In exploring these questions, Leonard-Rose said she hopes to create a “sustainable” rehearsal environment where dancers feel comfortable to make their own improvisations in the choreography. Additionally, she said her piece will use music picked by the dancers in order to provide agency by enabling them to make individual choices.

“Intra: LOOP” is an entirely improvised solo performance. Newfeld said the piece combines her experience as a dancer and a yogi through merging meditative movements with dance.

“People are always talking about mind-body connection and everything, especially in the yoga world, and I want to bring that more into the dance world because it lacks sometimes,” Newfeld said. “We think about it, but more from an analytical point of view, less of like an understanding of our being and who we are as humans.”

Newfeld said her performance will incorporate multimedia aspects in the form of projections and an instrumental soundscape performed by her mother. She said her mother, a full-time yogi, will play glass singing bowls and a shruti box in the manner that she usually would during the yoga practice of shavasana.

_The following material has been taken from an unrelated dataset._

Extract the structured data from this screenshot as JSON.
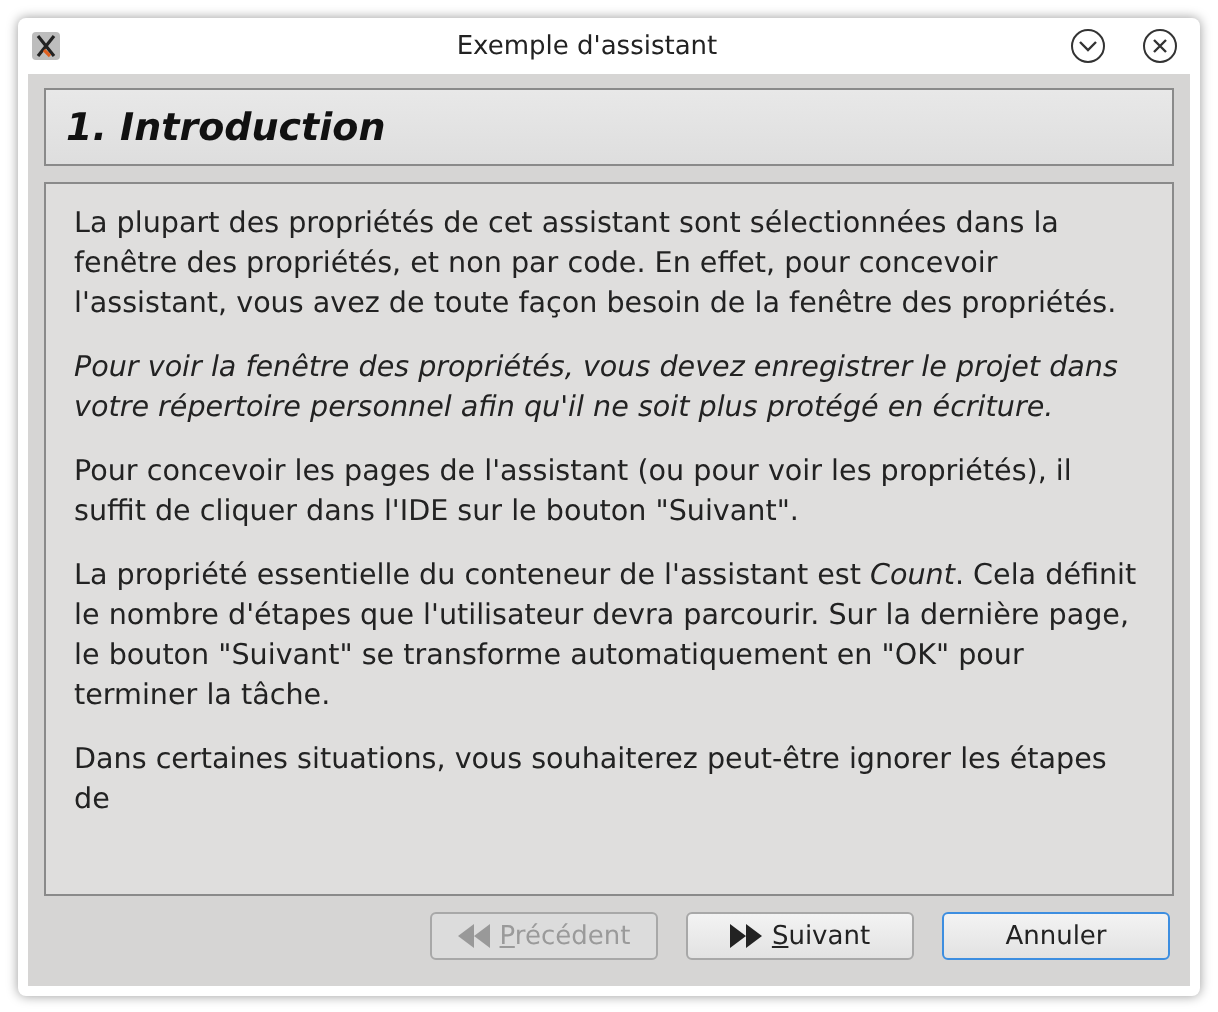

Wiltz said “Revitalize, Rehumanize” is a culmination of her college experiences, specifically the investigation of her race in relation to the world around her. She said her performance is partly choreographed and partly improvised in an attempt to explore the universality of emotions such as joy.

“Sometimes it can seem like celebration of blackness is meant to tear down or not approve of anything else, which I don’t believe is true at all,” Wiltz said. “What I’m aiming for in my movement and in my song choices and in the way I want to get people to think about black joy, is to also just be like, ‘Well, I feel those things too,’ whether you’re black or not.”

Wiltz said her performance will evoke emotion in the audience through projecting videos from social media that highlight positivity surrounding the black community.

“There are just so many great things that are happening that are so easily accessible, because I literally see them all on Twitter or Facebook or anything like that, and I’m just going to take them all and put them all in one place so people can see them,” Wiltz said.

Although Newfeld said each piece is “radically different,” she said the three performances are similar in their goals to create intimate environments in which audience members can fully experience their emotions in response to dance.

“All of our pieces are creating a safe place for people to come and just be themselves and experience themselves and appreciate themselves,” Newfeld said.